Seven year-old referred to endodontist

My 7 year old daughter was told that we had to take her to an endodontist. I don't fully understand the procedure used in this. My daughter is very scared, and I can't help her because I don't understand it myself. Can you explain it to me?

Question:

Dear Marilyn,

An endodontist is a root canal specialist. A general dentist might refer a patient to an endodontist for several reasons. Even though general dentists are trained in the techniques for completing root canals, some general dentists simply do not like to perform root canal therapy. Some general dentists may do root canals on some teeth, but not others. For example, root canals on molars can be somewhat more complicated than root canals on anterior teeth as molars have several canals and are more difficult to access. General dentists may also refer patients to an endodontist if diagnosis is difficult. It is not always easy to determine the cause of an aching tooth or even which tooth may be causing pain. Endodontists can be extremely helpful in determining proper diagnosis and, therefore, proper treatment.

First, I would advise you to discuss this referral with your daughter's dentist to find out exactly why your general dentist feels that the referral to the endodontist is necessary. If your daughter needs treatment for a primary tooth, treatment by the endodontist may not be necessary. Generally, "baby" root canals (also known as a pulpotomy or pulpectomy) for primary teeth are fairly simple and can be done by a general dentist or a pedodontist. If your daughter needs root canal treatment for a permanent tooth, her dentist may feel more comfortable having the endodontist perform the treatment, especially if the root of the tooth is not fully formed yet.

Root canals are successful about 90-95% of the time, and the procedure generally goes smoothly. The occasional stories you encounter about the tough root canals are actually more the exception than the rule. The endodontist will first anesthetize the tooth with local anesthetic. He or she will then place a rubber dam over the tooth. The rubber dam is a square piece of rubber with a hole punched in it to isolate the tooth. The rubber dam serves two important purposes: 1) to prevent instruments and medications from entering the throat of the patient, and 2) to keep the tooth clean and dry. A small hole, either in the back of an anterior tooth or the chewing surface of a posterior tooth, will then be made with the highspeed or slowspeed handpiece.
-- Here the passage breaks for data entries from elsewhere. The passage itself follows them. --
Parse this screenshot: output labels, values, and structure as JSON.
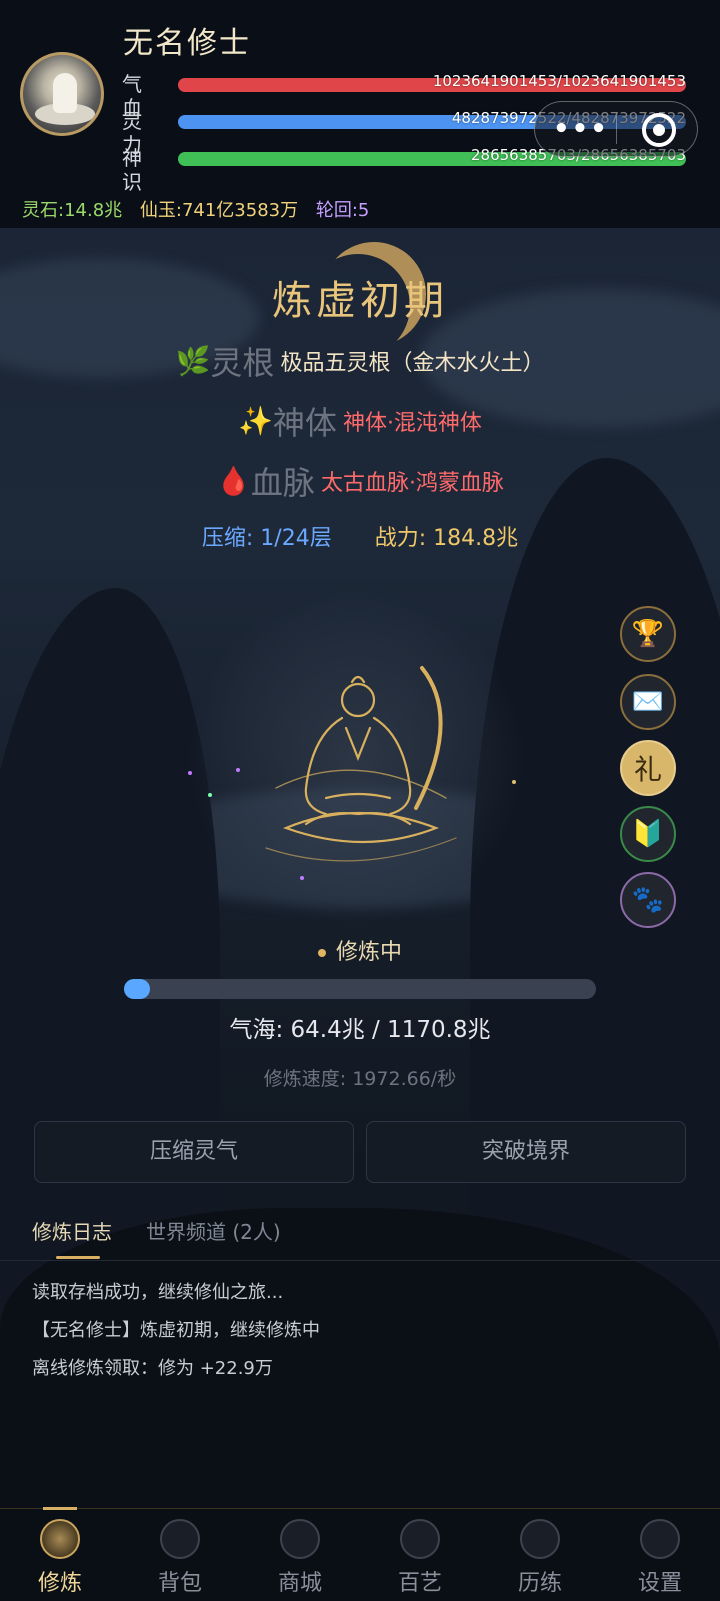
{
  "player": {
    "name": "无名修士",
    "hp": {
      "label": "气血",
      "text": "1023641901453/1023641901453",
      "ratio": 1.0
    },
    "mp": {
      "label": "灵力",
      "text": "482873972522/482873972522",
      "ratio": 1.0
    },
    "sp": {
      "label": "神识",
      "text": "28656385703/28656385703",
      "ratio": 1.0
    }
  },
  "currency": {
    "stone": "灵石:14.8兆",
    "jade": "仙玉:741亿3583万",
    "cycle": "轮回:5"
  },
  "capsule": {
    "more": "•••"
  },
  "realm": "炼虚初期",
  "traits": {
    "root": {
      "icon": "🌿",
      "label": "灵根",
      "value": "极品五灵根（金木水火土）"
    },
    "body": {
      "icon": "✨",
      "label": "神体",
      "value": "神体·混沌神体"
    },
    "blood": {
      "icon": "🩸",
      "label": "血脉",
      "value": "太古血脉·鸿蒙血脉"
    }
  },
  "compress": "压缩: 1/24层",
  "power": "战力: 184.8兆",
  "side_buttons": {
    "trophy": "🏆",
    "mail": "✉️",
    "gift": "礼",
    "guide": "🔰",
    "pet": "🐾"
  },
  "cultivation": {
    "status": "修炼中",
    "progress": 0.055,
    "qi_sea": "气海: 64.4兆 / 1170.8兆",
    "speed": "修炼速度: 1972.66/秒"
  },
  "actions": {
    "compress": "压缩灵气",
    "breakthrough": "突破境界"
  },
  "tabs": {
    "log": "修炼日志",
    "world": "世界频道 (2人)"
  },
  "logs": [
    "读取存档成功，继续修仙之旅...",
    "【无名修士】炼虚初期，继续修炼中",
    "离线修炼领取：修为 +22.9万"
  ],
  "nav": [
    {
      "label": "修炼"
    },
    {
      "label": "背包"
    },
    {
      "label": "商城"
    },
    {
      "label": "百艺"
    },
    {
      "label": "历练"
    },
    {
      "label": "设置"
    }
  ]
}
This hole will allow access to the pulp chamber of the tooth. The pulp chamber contains the nerve and blood vessels of the tooth. Very small instruments called files will then be used to remove the pulp tissue from the canal(s) in the root of the tooth. If the root of the tooth is not fully formed, a medication which will promote complete formation of the root will then be placed. Once root formation is complete, a compound called gutta percha (an inert plastic material) will be placed in the empty canal(s) to prevent bacteria from growing in them and causing infection. This will complete the root canal procedure. After the root canal is complete, a filling and/or crown may be necessary to restore the tooth.

The procedure I described is the basic procedure. Since I have not personally examined your daughter, I am not sure of the details involved in her specific case. Please do not hesitate to discuss these details with your daughter's dentist and the endodontist. This information may help to relieve your anxiety. Marilyn, good luck and keep me posted on your daughter's progress.